Researchers in a recent breakthrough have identified hidden enzyme mutations behind the cases of dementia, leading to cell death due to ferroptosis.
A new study led by Prof. Marcus Conrad from Helmholtz Munich and TUM explains how nerve cells can protect themselves against neuron death. At the heart of their research is the essential selenoenzyme glutathione peroxidase 4 (GPX4).
This is evident from findings published in the journal Cell, GPX4 acts as a protective shield for nerve cells. Normally, the enzyme works by inserting a short protein loop into the inner surface of the neuronal membrane, allowing GPX4 to detoxify lipid peroxides and harmful molecules and protect against cell death.
“GPX4 looks a bit like a surfboard. With its fin immersed in the cell membrane, it glides along the inner surface, quickly detoxifying lipid peroxides along the way,” says Conard.
A point mutation in GPX4 disrupts its function and causes a severe form of early dementia in children.

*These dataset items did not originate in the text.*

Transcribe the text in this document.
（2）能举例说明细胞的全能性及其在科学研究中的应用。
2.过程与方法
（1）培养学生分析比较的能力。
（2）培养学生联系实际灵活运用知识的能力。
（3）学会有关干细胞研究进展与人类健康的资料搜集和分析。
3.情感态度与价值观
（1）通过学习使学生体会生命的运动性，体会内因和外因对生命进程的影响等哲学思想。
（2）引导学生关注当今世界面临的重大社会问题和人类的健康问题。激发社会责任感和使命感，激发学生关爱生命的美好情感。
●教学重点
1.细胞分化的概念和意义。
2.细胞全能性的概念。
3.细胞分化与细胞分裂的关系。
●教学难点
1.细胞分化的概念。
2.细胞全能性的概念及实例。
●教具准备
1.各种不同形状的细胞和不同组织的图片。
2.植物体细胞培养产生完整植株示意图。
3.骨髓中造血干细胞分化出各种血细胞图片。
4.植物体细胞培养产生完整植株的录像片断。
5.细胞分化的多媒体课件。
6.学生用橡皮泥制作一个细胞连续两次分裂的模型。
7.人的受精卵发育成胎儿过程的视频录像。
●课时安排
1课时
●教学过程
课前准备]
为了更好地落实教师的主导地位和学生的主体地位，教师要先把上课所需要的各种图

As a result, the mutated enzyme fails to insert itself properly into the membrane, leading to accumulation of lipid peroxides. As a result of accumulation, the membrane becomes susceptible to ferroptosis, the cells rupture and the nerves become damaged.
The research also offers opportunities for future therapies to slow the process. Blocking ferroptosis may slow cell death caused by GPX4 loss, according to early tests.
The researchers are pursuing genetic and molecular strategies to protect the GPX4 system and prevent ferroptosis.